Before this summer, all I knew about Cleveland was that there was some controversy related to LeBron James. After a few vacation days there, I’m happy to have learned just a little bit more. My top take-away? This mid-sized city has a surprising number of things to do and has hometown pride in spades.
My husband and I stayed at an Airbnb in one of the oldest neighborhoods in Cleveland, “Ohio City.” Not only did our rental have chickens in the backyard (bonus!), it also had a number of eateries and bars within walking distance. Our first night in Cleveland included a trip to Great Lakes Brewing Company, which has great ales and $5 brewery tours on the weekends. I was excited to find that they also mark the vegetarian items on their menu with a “V” and offer a vegan burger made with chickpeas. Top it off with a trip to Mason’s Creamery, a half adorable half hipster ice cream parlor with ample outdoor seating (and of course some vegan flavors).

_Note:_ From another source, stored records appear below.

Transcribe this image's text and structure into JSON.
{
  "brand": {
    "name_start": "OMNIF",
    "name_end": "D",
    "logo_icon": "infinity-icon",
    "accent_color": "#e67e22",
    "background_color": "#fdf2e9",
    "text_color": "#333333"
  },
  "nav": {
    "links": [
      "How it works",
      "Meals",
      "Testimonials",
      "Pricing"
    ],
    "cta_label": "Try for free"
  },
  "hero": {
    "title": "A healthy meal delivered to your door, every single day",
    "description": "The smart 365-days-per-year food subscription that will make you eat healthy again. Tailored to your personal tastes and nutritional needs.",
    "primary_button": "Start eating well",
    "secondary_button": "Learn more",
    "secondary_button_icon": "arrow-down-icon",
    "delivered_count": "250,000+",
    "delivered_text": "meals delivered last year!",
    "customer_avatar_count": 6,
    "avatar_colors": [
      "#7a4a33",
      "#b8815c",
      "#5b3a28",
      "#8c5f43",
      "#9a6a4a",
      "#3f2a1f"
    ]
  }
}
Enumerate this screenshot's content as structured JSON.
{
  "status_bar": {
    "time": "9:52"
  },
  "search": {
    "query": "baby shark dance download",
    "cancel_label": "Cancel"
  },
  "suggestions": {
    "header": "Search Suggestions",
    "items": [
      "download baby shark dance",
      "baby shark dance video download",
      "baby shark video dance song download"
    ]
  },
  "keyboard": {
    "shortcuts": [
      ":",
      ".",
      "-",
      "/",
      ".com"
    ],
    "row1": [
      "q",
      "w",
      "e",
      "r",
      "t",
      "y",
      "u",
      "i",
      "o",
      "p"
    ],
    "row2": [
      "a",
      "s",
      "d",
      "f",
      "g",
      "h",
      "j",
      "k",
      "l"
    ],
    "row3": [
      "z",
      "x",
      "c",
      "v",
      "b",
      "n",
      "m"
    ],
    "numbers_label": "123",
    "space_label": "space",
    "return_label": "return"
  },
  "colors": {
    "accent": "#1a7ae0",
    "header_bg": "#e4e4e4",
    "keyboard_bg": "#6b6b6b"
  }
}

No trip to Cleveland is complete without a visit to the Rock n’ Roll Hall of Fame. With my husband being a musician and music junkie, we devoted about six hours to this museum. We even felt we could have seen more had we been more heavily caffeinated. Level 0 takes the longest, with levels 1-5 having fewer exhibits. My personal highlights included Kurt Cobain’s electric guitar, Janis Joplin’s round frames, a written-down phone message from Cat Stevens to Bruce Springsteen, Michael Jackson’s glove, and handwritten lyrics of Beatles’ songs. And that just barely scrapes the surface. Adult tickets run $23.50 as of Summer 2017, but the price is well worth it if you’re at all a music fan. A tip for those who do plan on spending most of the day there: the cafe food is actually decent, though pricey, or you can leave and re-enter all day with your wrist band if you prefer a picnic lunch or meal out.

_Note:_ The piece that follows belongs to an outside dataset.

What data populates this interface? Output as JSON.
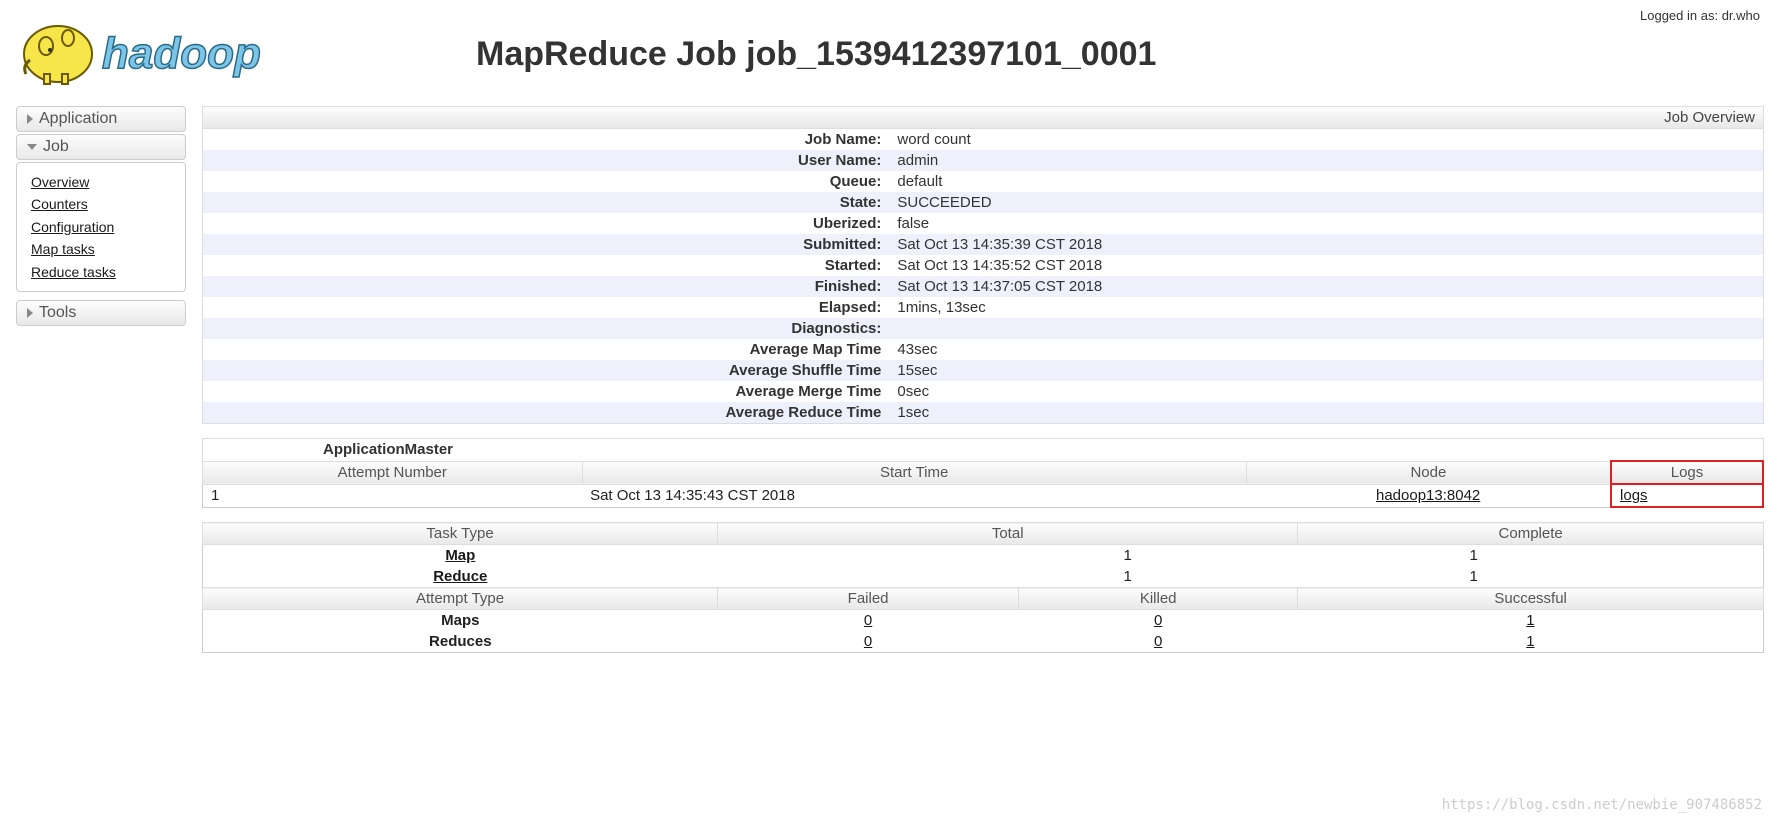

Once you’re done at the Rock n’ Roll Hall of Fame, it’s worth spending some time roaming around the waterfront and downtown Cleveland. The pier by Lake Erie has a handful of restaurants, or you can snap a photo by the “Cleveland” sign (only minimal waiting in line required). Head to nearby Willard Park to see the random and quirky “Free” stamp and pontificate about its meaning. Lastly, stop into Tower City Center for a view of the city (their observation deck is $5) and to see where a scene from Captain America: The Winter Soldier was filmed. Apparently, the movie White Boy Rick featuring Matthew McConaughey also recently used this as a filming location and will be released in 2018.
For a unique experience outside of the city center, I recommend spending a half day at Lakeview Cemetery. If you start at the Visitor’s Center and ask for a map, you’ll be taken into a little room with a nice lady with glasses who will excitedly tell you about various points of interest. The map lists where some of the more noteworthy residents are buried; however, it may help to do your own Google search since not everyone is listed. For example, Harvey Pekar of American Splendor fame did not make the list, nor did Alan Freed who popularized Rock n’ Roll. The most frequented stop is the Garfield Memorial, complete with views of the city skyline at the top (if you don’t see an outdoor observation area, keep climbing stairs). Other highlights include the multi-million dollar Wade Chapel, the dam where they filmed more scenes from Captain America: The Winter Soldier, and the creepy Haserot Angel that appears to be crying black tears. If it’s not clear yet, this is not your typical cemetery. If your timing is right, they even have a summer concert series on the Garfield Monument lawn!